# micro/mini planted tank



## mattd390 (Dec 5, 2005)

Has anyone here ever planted a micro or mini tank? I was curious about what kind of filtration, lights or fertilizers you would use. Any help is greatly appreciated!

MattD


----------



## notaverage (Sep 10, 2005)

What do you consider micro/mini?


----------



## blacklabel (Feb 12, 2007)

youd use the same exact things as any other size. i think its streyrmp or whatever that did a 10 gallon a little while ago with a little canister made by drs foster smith(i think) and gave it a good review. anyway it the same as any other size tank.


----------



## mattd390 (Dec 5, 2005)

notaverage said:


> What do you consider micro/mini?


10 gallons or less I guess.


----------



## mattd390 (Dec 5, 2005)

BlackLabel said:


> youd use the same exact things as any other size. i think its streyrmp or whatever that did a 10 gallon a little while ago with a little canister made by drs foster smith(i think) and gave it a good review. anyway it the same as any other size tank.

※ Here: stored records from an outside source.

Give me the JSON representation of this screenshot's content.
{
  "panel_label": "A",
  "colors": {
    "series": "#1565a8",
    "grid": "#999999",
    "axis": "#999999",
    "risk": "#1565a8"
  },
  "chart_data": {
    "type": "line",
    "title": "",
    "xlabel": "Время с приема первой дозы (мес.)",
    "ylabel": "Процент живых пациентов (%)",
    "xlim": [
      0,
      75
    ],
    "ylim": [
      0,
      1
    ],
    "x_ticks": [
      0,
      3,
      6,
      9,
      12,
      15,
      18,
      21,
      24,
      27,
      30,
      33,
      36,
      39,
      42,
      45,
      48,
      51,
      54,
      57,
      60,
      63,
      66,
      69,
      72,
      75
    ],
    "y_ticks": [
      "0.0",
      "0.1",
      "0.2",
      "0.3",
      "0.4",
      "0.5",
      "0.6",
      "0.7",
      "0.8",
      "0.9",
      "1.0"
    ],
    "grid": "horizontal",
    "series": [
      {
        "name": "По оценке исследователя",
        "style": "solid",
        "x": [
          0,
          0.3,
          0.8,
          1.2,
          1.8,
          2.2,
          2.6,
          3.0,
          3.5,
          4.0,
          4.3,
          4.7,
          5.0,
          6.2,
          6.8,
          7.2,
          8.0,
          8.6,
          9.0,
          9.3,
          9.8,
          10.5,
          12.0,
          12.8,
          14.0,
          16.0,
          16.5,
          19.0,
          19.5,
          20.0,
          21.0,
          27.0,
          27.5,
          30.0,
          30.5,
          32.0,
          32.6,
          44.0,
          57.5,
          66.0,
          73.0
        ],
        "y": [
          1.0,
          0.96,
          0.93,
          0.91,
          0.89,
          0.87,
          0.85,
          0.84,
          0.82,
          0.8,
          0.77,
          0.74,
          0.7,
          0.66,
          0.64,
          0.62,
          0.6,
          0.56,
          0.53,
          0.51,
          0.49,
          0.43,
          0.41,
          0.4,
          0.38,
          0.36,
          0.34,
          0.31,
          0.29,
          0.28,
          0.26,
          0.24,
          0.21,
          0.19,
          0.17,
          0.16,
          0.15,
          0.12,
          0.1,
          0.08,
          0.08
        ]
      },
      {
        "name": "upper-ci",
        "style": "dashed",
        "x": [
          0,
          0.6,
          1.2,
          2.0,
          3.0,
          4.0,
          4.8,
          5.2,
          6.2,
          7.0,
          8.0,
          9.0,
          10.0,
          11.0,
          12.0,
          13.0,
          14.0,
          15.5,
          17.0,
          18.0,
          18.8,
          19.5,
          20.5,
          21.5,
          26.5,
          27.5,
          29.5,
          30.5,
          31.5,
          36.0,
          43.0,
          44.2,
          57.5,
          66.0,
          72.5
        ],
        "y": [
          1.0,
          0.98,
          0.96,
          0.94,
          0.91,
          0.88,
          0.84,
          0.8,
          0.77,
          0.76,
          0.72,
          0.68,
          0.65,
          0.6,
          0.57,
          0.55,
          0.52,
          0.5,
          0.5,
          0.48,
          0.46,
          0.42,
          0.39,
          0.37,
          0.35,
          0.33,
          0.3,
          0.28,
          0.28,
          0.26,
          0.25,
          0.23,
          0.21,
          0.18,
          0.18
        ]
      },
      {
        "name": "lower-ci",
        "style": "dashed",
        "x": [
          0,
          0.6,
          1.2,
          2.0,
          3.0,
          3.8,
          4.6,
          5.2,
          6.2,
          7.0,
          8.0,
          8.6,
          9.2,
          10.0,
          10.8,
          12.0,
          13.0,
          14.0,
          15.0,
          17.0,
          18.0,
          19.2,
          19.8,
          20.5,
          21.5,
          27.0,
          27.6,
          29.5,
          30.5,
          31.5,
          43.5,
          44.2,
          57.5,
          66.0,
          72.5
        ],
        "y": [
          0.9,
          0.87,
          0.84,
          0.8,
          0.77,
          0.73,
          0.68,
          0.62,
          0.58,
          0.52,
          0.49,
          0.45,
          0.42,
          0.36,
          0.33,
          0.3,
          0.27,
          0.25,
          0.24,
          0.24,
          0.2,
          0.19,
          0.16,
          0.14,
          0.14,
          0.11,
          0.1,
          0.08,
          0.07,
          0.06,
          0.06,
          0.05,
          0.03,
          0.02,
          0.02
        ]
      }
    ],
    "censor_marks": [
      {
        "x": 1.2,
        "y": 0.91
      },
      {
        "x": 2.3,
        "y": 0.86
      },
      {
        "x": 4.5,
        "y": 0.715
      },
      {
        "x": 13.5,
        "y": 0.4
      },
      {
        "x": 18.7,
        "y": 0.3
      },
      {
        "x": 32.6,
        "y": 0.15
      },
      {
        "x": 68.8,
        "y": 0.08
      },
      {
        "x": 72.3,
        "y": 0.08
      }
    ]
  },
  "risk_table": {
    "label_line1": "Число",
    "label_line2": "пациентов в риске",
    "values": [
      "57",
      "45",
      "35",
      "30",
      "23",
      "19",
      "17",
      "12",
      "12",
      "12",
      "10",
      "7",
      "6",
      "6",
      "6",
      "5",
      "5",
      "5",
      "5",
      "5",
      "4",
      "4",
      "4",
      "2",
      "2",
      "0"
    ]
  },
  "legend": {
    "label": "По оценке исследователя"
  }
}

 Lol, I would think the height difference in the tanks alone might cause a problem with the same plants. I was looking for any suggestions on species of plants and stuff like that. I appreciate the mention of the lil canister filter. Guess I will have to take this FX5 back now jk.


----------



## j66213b (Jul 29, 2006)

you can do a nano canister 20$ on ebay i like those for small planted have good bio and mechan. filtration and are silent... i would go to 2-3 wpg so if 10g a 25-30 watt light i like onyx sand but thats me.... and use ferts if your doing the high light but be careful not to od your tank w/ that youll be all set....


----------



## traumatic (Jan 29, 2003)

I have a 2.5 gal, just using an airstone right now. I only have shrimp in it. I'm planning on using my Zoo Med 501 turtle canister for filtration.

I've seen people make tanks that use less than 1oz of water.


----------



## CLUSTER ONE (Aug 2, 2006)

traumatic said:


> I have a 2.5 gal, just using an airstone right now. I only have shrimp in it. I'm planning on using my Zoo Med 501 turtle canister for filtration.
> 
> I've seen people make tanks that use less than 1oz of water.

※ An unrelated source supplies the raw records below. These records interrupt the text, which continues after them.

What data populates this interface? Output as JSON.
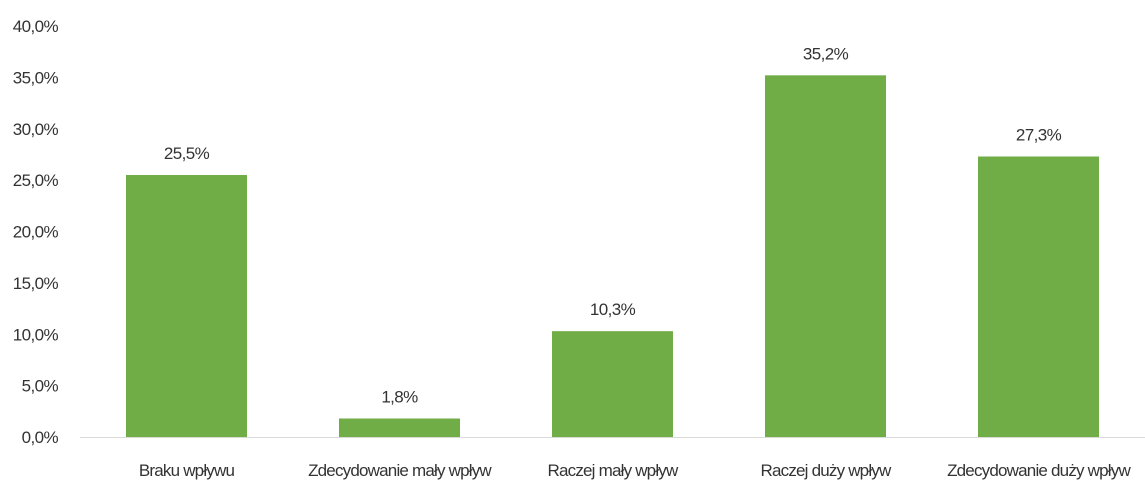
{
  "chart_data": {
    "type": "bar",
    "categories": [
      "Braku wpływu",
      "Zdecydowanie mały wpływ",
      "Raczej mały wpływ",
      "Raczej duży wpływ",
      "Zdecydowanie duży wpływ"
    ],
    "values": [
      25.5,
      1.8,
      10.3,
      35.2,
      27.3
    ],
    "value_labels": [
      "25,5%",
      "1,8%",
      "10,3%",
      "35,2%",
      "27,3%"
    ],
    "y_ticks": [
      "0,0%",
      "5,0%",
      "10,0%",
      "15,0%",
      "20,0%",
      "25,0%",
      "30,0%",
      "35,0%",
      "40,0%"
    ],
    "ylim": [
      0,
      40
    ],
    "grid": false,
    "legend": "none",
    "bar_color": "#70ad47",
    "title": "",
    "xlabel": "",
    "ylabel": ""
  }
}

Those tanks are pretty cool. Ive seen another nice one in crazy things liek bird water bowls and stuff.


----------



## mattd390 (Dec 5, 2005)

traumatic said:


> I have a 2.5 gal, just using an airstone right now. I only have shrimp in it. I'm planning on using my Zoo Med 501 turtle canister for filtration.
> 
> I've seen people make tanks that use less than 1oz of water.

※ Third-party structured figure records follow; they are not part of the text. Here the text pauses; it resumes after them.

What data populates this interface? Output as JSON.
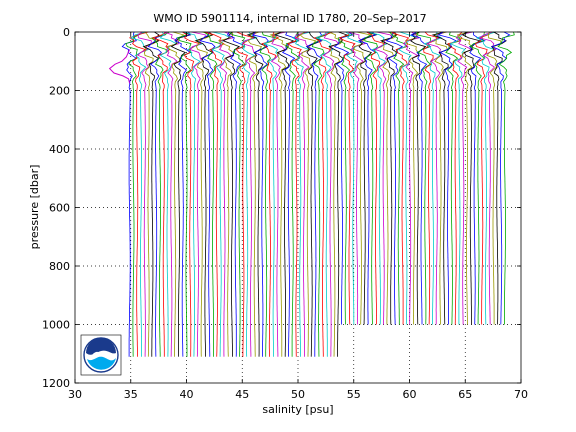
{
  "chart_data": {
    "type": "line",
    "title": "WMO ID 5901114, internal ID 1780, 20–Sep–2017",
    "xlabel": "salinity [psu]",
    "ylabel": "pressure [dbar]",
    "xlim": [
      30,
      70
    ],
    "ylim": [
      0,
      1200
    ],
    "y_reversed": true,
    "x_ticks": [
      "30",
      "35",
      "40",
      "45",
      "50",
      "55",
      "60",
      "65",
      "70"
    ],
    "y_ticks": [
      "0",
      "200",
      "400",
      "600",
      "800",
      "1000",
      "1200"
    ],
    "grid": "dotted",
    "profile_count": 100,
    "profile_start_salinity": 34.9,
    "profile_step_salinity": 0.34,
    "profile_colors": [
      "#0000ff",
      "#00aa00",
      "#ff0000",
      "#00cccc",
      "#cc00cc",
      "#999900",
      "#000000"
    ],
    "deep_pressure_early": 1110,
    "deep_pressure_late": 1000,
    "reference_profile": {
      "color": "#cc00cc",
      "salinity": [
        34.9,
        34.6,
        34.2,
        33.6,
        33.1,
        33.5,
        34.3,
        34.8,
        34.9
      ],
      "pressure": [
        60,
        85,
        100,
        110,
        125,
        140,
        150,
        160,
        175
      ]
    }
  },
  "logo": {
    "label": "NOAA",
    "colors": [
      "#1a3a8c",
      "#00aaee",
      "#ffffff"
    ]
  }
}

What plants do u keep in your 2.5g? Do you use any liquid ferts in it? Do you use just a air stone or a sponge filter? That pic of that lil tank is nuts.
mattd


----------



## traumatic (Jan 29, 2003)

for tanks this size, people use mosses and tiny leaved plants like hemianthus caltrichoides as well as tiny roots off felled trees to build a scape. IMO there is no such thing as a filter for a tank this small. The tank filters itself w/ the volume of water it has and the water changes. There are a lot of different mosses out there that have lots of different textures. If you think about it, a tank this small really is a micro habitat and such things as snails could possibly be the only inhabitants that you can easily see w/ the naked eye. They themselves are fairly hardy and can make do in a tiny environment.


----------



## LS1FDRx7 (Mar 6, 2007)

Yepp these small tanks are awesome. Easy to do, easy to work on, just limited to what you can put in it. Also everyday the water needs to be added because being so small, it evaportates alot.


----------



## mattd390 (Dec 5, 2005)

LS1FDRx7 said:


> View attachment 168335
> 
> 
> Yepp these small tanks are awesome. Easy to do, easy to work on, just limited to what you can put in it. Also everyday the water needs to be added because being so small, it evaportates alot.


wow that's so dam small its nuts. I was thinking of something a little bit smaller for work though. I could see that getting knocked off my desk about 100 times a day.


----------



## LS1FDRx7 (Mar 6, 2007)

We'll here's a 6.5 gallon tank that I think would look awesome for a office desk. It even shows you step by step on how to make it. I like Olive Knott's aquascaping, it just looks so damn nice. Take a look at his website. He's a avid aquascaper. You might find some inspiration or even ideas.

http://www.pbase.com/plantella/25_liter_sbs_nr1


----------



## mattd390 (Dec 5, 2005)

LS1FDRx7 said:


> We'll here's a 6.5 gallon tank that I think would look awesome for a office desk. It even shows you step by step on how to make it. I like Olive Knott's aquascaping, it just looks so damn nice. Take a look at his website. He's a avid aquascaper. You might find some inspiration or even ideas.
> 
> http://www.pbase.com/plantella/25_liter_sbs_nr1


Thanx that page definitely answered a couple questions I had. Thank you!

mattd


----------